Et ce que ma forge propose

 

Forge

Ouvrages généraux.

La coutellerie à proprement parler, qu'elle soit utilitaire ou d'art, à la forge  ou en "stock removal"; y compris tous les ouvrages de restauration, de réparation et d'entretien. Personnalisation, gravure à l'eau forte et parementage.
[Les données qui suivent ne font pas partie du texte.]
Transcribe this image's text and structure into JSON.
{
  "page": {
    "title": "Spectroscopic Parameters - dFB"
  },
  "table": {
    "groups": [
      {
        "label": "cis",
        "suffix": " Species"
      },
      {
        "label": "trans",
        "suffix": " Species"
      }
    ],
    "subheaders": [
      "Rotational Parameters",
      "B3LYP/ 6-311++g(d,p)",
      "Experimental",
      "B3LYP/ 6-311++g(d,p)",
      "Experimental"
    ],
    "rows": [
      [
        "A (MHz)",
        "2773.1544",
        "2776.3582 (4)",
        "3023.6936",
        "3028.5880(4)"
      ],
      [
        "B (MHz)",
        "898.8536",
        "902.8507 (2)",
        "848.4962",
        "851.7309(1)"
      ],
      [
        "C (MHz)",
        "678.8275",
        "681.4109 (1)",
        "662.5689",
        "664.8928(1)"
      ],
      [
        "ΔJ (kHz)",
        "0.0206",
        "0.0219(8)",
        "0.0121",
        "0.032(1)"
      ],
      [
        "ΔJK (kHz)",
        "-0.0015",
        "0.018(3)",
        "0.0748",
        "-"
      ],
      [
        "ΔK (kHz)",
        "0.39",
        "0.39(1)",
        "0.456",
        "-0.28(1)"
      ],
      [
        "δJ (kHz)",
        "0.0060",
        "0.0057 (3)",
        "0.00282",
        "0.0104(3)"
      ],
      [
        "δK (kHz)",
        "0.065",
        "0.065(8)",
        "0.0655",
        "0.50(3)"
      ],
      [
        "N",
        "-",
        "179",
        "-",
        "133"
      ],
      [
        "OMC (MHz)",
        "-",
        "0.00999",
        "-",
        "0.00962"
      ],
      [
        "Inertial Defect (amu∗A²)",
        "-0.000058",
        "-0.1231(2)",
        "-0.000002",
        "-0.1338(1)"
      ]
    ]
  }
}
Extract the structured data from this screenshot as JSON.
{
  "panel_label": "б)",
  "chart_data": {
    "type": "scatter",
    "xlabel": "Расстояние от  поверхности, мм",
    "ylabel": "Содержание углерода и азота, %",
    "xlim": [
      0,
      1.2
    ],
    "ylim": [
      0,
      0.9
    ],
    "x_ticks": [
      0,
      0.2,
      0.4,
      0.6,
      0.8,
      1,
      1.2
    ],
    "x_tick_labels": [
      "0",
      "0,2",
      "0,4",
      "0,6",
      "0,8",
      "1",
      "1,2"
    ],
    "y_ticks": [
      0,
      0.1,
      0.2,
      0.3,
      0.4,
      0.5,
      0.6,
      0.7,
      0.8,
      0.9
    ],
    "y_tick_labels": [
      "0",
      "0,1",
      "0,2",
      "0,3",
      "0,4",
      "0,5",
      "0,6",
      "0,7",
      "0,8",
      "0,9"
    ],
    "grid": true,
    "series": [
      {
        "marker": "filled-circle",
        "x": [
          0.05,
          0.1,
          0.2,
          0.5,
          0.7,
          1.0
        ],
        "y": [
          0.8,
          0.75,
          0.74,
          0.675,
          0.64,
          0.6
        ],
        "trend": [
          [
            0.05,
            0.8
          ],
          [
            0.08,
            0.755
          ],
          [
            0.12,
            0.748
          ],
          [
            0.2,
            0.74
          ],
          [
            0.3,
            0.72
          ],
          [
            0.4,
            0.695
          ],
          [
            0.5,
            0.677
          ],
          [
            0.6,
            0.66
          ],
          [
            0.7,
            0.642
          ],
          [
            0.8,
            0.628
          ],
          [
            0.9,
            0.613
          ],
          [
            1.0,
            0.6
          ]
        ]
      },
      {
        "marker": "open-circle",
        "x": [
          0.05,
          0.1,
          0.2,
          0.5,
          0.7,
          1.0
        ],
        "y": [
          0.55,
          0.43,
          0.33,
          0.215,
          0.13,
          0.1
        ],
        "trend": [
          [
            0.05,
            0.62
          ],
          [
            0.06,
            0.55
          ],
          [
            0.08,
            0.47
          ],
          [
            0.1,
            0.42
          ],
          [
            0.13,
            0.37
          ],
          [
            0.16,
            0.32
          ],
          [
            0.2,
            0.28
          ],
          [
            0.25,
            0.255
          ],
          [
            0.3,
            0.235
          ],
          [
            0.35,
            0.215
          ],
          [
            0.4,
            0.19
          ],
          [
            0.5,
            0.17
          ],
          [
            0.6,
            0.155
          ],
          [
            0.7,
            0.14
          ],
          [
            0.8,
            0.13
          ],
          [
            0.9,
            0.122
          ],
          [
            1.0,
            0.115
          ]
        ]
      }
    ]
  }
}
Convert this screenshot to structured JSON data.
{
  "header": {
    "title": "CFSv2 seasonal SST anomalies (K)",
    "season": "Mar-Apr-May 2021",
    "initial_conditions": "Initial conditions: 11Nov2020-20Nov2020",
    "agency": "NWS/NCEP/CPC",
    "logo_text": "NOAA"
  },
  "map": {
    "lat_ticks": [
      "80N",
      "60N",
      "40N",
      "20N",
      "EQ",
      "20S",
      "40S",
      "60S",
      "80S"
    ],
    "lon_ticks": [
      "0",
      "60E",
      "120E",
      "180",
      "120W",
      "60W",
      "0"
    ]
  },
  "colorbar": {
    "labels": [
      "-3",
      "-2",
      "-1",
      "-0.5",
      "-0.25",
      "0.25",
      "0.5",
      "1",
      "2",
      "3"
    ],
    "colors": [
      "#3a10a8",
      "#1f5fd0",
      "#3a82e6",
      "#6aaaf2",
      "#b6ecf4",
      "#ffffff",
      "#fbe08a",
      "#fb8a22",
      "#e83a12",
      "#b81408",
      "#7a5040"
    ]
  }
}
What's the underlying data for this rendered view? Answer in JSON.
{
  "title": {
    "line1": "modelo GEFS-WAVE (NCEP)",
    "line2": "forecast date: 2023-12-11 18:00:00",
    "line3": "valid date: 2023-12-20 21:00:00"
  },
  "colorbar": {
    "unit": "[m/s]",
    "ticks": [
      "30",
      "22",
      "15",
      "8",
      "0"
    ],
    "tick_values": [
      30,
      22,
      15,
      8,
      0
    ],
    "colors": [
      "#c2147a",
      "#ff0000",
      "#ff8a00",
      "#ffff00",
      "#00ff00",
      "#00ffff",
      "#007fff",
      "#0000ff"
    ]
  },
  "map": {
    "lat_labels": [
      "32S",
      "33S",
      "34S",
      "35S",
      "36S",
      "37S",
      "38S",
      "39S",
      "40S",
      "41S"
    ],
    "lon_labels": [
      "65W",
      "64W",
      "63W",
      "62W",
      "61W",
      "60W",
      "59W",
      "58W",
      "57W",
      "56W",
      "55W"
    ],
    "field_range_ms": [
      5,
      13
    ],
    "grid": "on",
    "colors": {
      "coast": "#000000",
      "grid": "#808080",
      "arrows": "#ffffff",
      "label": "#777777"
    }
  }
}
Outre la coutellerie, tous travaux de petite forge destinés au milieu agricole et viticole : reprise au feu, ré-ajustage, rebattage, soudure.

Tous travaux de petite forge destinés aux artisans : reprise des outils, réparation, rebattage, trempe, affûtage, aiguisage, polissage, ré-emmanchage.

Services

Etudes, dessins & stages.

J'étudie  et dessine vos projets de taillanderie, de ferronnerie, de serrurerie et de forge  et les mets en planche pour descriptifs. J'établis les devis quantitatifs de fabrication et les devis de pose.


Je propose de Mai à Décembre des sessions d'initiation à la forge pour tous publics. Ce sont des modules de 16 heures sur deux jours, indifféremment à une ou deux personnes (maximum), consécutifs qui permettent une vision globale de la base du métier. Au stade actuel ce sont des stages "loisirs"

 
 

Mon beau métier.

"C'est en forgeant qu'on devient forgeron."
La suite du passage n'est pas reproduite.